After more than 900 kilometres, a Tataskweyak Cree Nation woman reached the finish line of a run across Manitoba to raise awareness about diabetes in Indigenous communities.
Tamara Beardy, who is a member of the northeastern Manitoba First Nation (also known as Split Lake), left the community on Aug. 13 on her awareness-raising run.
She finished Saturday at Oodena Celebration Circle at The Forks in Winnipeg, flanked by family, a fellow runner and other supporters, including a large group of young people who a made the trip from Tataskweyak Cree Nation — about 125 kilometres east of the northern Manitoba city of Thompson — to Winnipeg to help her finish the run.
Tamara Beardy wraps up 900K run for diabetes in Winnipeg
Now Beardy and her family are running 900 kilometres from Tataskweyak Cree Nation (Split Lake), about 100 kilometres east of Thompson, to Winnipeg to raise awareness about diabetes and try to help others.

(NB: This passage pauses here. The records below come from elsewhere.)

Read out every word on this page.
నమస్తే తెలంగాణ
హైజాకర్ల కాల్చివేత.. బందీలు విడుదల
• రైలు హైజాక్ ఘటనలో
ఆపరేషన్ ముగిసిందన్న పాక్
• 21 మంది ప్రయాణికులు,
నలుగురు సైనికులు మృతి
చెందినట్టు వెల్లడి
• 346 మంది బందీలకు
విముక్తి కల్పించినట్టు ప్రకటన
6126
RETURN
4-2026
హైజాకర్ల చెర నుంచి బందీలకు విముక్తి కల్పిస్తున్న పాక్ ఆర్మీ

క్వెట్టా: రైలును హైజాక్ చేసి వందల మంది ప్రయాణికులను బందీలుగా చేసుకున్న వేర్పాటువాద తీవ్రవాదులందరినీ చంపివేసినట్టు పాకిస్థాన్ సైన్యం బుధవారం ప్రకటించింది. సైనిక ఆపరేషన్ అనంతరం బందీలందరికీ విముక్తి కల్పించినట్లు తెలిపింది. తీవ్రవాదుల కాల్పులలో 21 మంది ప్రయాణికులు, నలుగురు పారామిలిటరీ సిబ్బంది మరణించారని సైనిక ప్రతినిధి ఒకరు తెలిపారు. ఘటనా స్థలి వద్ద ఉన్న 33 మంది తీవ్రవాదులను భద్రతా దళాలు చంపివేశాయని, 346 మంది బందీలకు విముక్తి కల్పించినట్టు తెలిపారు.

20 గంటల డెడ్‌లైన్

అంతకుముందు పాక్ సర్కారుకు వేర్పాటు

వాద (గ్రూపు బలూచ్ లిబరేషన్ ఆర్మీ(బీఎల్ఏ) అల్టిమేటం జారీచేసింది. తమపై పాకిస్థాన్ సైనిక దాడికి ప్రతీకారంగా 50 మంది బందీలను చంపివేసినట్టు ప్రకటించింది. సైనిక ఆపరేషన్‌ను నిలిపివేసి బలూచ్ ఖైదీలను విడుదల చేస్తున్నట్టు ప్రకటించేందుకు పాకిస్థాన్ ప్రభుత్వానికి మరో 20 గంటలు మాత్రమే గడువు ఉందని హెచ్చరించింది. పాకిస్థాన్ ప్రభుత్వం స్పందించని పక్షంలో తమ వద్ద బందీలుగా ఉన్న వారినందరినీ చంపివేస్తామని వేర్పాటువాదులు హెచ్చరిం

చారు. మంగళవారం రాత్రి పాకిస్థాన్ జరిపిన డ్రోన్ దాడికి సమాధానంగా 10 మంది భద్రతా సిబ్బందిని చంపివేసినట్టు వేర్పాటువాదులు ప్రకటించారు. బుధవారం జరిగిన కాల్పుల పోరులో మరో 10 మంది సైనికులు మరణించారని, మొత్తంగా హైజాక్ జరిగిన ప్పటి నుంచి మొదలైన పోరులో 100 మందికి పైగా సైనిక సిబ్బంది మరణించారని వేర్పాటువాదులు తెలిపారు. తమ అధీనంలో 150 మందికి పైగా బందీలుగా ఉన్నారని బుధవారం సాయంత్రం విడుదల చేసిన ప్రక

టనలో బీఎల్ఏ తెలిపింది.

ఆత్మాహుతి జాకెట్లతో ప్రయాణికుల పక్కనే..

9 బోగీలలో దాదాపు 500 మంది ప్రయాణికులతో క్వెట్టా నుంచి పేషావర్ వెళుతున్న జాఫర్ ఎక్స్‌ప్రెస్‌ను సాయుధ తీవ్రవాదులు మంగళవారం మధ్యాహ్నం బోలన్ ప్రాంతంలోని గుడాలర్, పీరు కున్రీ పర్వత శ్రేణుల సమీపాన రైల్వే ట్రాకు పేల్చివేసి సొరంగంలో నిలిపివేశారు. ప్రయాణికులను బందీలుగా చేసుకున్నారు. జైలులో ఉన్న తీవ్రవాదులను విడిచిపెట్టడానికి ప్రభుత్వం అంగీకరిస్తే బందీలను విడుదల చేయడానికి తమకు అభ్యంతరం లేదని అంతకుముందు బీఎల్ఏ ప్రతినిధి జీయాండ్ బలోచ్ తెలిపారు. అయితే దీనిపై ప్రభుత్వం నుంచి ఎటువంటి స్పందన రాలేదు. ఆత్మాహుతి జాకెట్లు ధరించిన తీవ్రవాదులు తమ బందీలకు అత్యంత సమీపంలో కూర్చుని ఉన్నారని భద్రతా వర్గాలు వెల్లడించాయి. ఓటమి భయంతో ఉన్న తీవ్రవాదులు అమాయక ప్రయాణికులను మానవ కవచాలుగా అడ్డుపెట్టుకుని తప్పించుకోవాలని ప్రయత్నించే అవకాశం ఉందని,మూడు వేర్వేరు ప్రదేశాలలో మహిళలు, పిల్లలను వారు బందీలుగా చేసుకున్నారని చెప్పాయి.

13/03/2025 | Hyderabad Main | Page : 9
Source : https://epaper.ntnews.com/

“It’s such a thing to take on something like this when you don’t have a big organization behind you,” said Beardy. “But you know what, my people are my organization — I’m very thankful for that.”
Her daughter, Kenya, was diagnosed with Type 1 diabetes 11 years ago. The “scary” diagnosis made Beardy feel like she was going to lose her daughter, and she found it hard to access support in northern Manitoba, she previously told CBC.
“It’s not easy living with diabetes, being a caregiver. You don’t ever take breaks,” she said Saturday. “It’s challenging, so I have a heart for all illnesses and challenges that we face as people.”
Beardy now lives in Winnipeg and works with the University of Manitoba as a research co-ordinator, focusing on diabetes prevention in youth.
Manitoba has a high rate of diabetes among young people, she said, and she hopes to find ways to help.
She was also inspired to see so many young people join her for the end of her run in Winnipeg on Saturday.
“I think that’s the most beautiful thing is to see the young ones because that’s my goal, is to educate our young ones now so we can bring those stats down,” she said.
“We can stop being a statistic with diabetes and get these children healthy.”
Kenya, now 21, shared an emotional embrace with her mother under the Saturday sun at The Forks.
She said she wasn’t at all surprised that her mother took on the challenge, noting it was originally supposed to begin in September. It’s something her mother has always talked about doing, Kenya said, and for it to finally come to fruition is special.
“It means a lot to me,” she said. “Living with diabetes is really hard and for her to do this, to remember me every day means a lot.
Beardy said before her run began, her daughter told her she was “going to make history,” but the impact of those words didn’t resonate until she was on her way.
“I know people were affected along the way,” she said. “There was tears, there was laughter, there was joy all around.”
As Beardy gets set to make the trip home, she’s ready to pass the baton to someone else, she said. She encouraged anyone else with a vision or dream to pursue it, as she did.
“Don’t ever have fear,” she said. “Do what your heart tells you to do because it brings people together like this, and it’s a great outcome.”